Health experts did not have access to such quantities of social, web, and mobile data when seeking to track previous outbreaks such as severe acute respiratory syndrome (SARS). But finding signs of the new virus in a vast soup of speculation, rumor, and posts about ordinary cold and flu symptoms is a formidable challenge. “The models have to be retrained to think about the terms people will use and the slightly different symptom set,” Brownstein says.

Even so, the approach has proven capable of spotting a coronavirus needle in a haystack of big data. Brownstein says colleagues tracking Chinese social media and news sources were alerted to a cluster of reports about a flu-like outbreak on December 30. This was shared with the WHO, but it took time to confirm the seriousness of the situation.

Beyond identifying new cases, Brownstein says the technique could help experts learn how the virus behaves. It may be possible to determine the age, gender, and location of those most at risk more quickly than using official medical sources.

Alessandro Vespignani, a professor at Northeastern University who specializes in modeling contagion in large populations, says it will be particularly challenging to identify new instances of the coronavirus from social media posts, even using the most advanced AI tools, because its characteristics still aren’t entirely clear. “It’s something new. We don’t have historical data,” Vespignani says. ”There are very few cases in the US, and most of the activity is driven by the media, by people’s curiosity.”

But Vespignani believes that if the disease spreads more widely in the US, it should become easier to monitor its spread by applying machine learning to social media, news reports, and medical information. Combining AI with other techniques “could be very powerful,” Vespignani says.

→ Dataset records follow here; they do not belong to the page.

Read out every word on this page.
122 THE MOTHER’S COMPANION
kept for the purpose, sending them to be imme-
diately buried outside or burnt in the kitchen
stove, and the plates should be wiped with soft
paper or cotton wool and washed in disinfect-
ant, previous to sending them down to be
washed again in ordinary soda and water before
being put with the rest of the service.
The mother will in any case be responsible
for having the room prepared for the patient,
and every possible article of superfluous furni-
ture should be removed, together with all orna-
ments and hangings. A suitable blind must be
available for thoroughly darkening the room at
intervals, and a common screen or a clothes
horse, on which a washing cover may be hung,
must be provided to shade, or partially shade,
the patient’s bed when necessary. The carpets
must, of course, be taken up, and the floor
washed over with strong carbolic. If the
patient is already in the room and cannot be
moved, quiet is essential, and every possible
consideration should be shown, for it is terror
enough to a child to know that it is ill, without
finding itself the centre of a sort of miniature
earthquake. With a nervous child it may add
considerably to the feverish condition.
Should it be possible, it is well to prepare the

Crowdsourced information, collated by volunteers or via websites set up to offer information about the coronavirus, is also important to the effort. Brownstein is working with a Boston-based company, Buoy, that offers health advice to millions of people in the US online and through health provider portals. Buoy will offer advice for those who suspect they may have the coronavirus, feeding that to Brownstein and others as another data source.

An analysis of crowdsourced data from a Chinese physician community website, conducted by researchers at the National Institutes of Health, reveals a picture of delays in reporting new cases in Wuhan during the early stages of the pandemic. It also suggests that those younger than 15 years of age are more resilient.

Other signals may assist health officials in different countries prepare responses. Pings from mobile devices, along with flight and train itineraries, are helping epidemiologists build a picture of the spread of the virus and likely trajectory.

Andy Tatem, a professor at the UK’s University of Southampton, and colleagues recently used anonymized historical data from smartphones, supplied by the Chinese search company Baidu, to model how the virus may have moved out of Wuhan in the days after it appeared.

Another group of researchers used data from Tencent, the Chinese company behind the popular Chinese app WeChat, to model the contagion. This suggests that the travel restrictions imposed by the Chinese authorities may have slowed the spread of the disease by a few days, providing critical time for countermeasures. Similar techniques could predict the spread through other countries should the contagion spread.

While it might be possible for the authorities to track individuals using the movement of their smartphones, Tatem says this is less useful than understanding broader trends and dynamics. And although it is unclear how widely the virus might yet travel, he says the biggest concern is that it could appear in countries with fewer health care resources to combat it. “Whether it can be contained in China, that’s the question for the world right now,” Tatem says.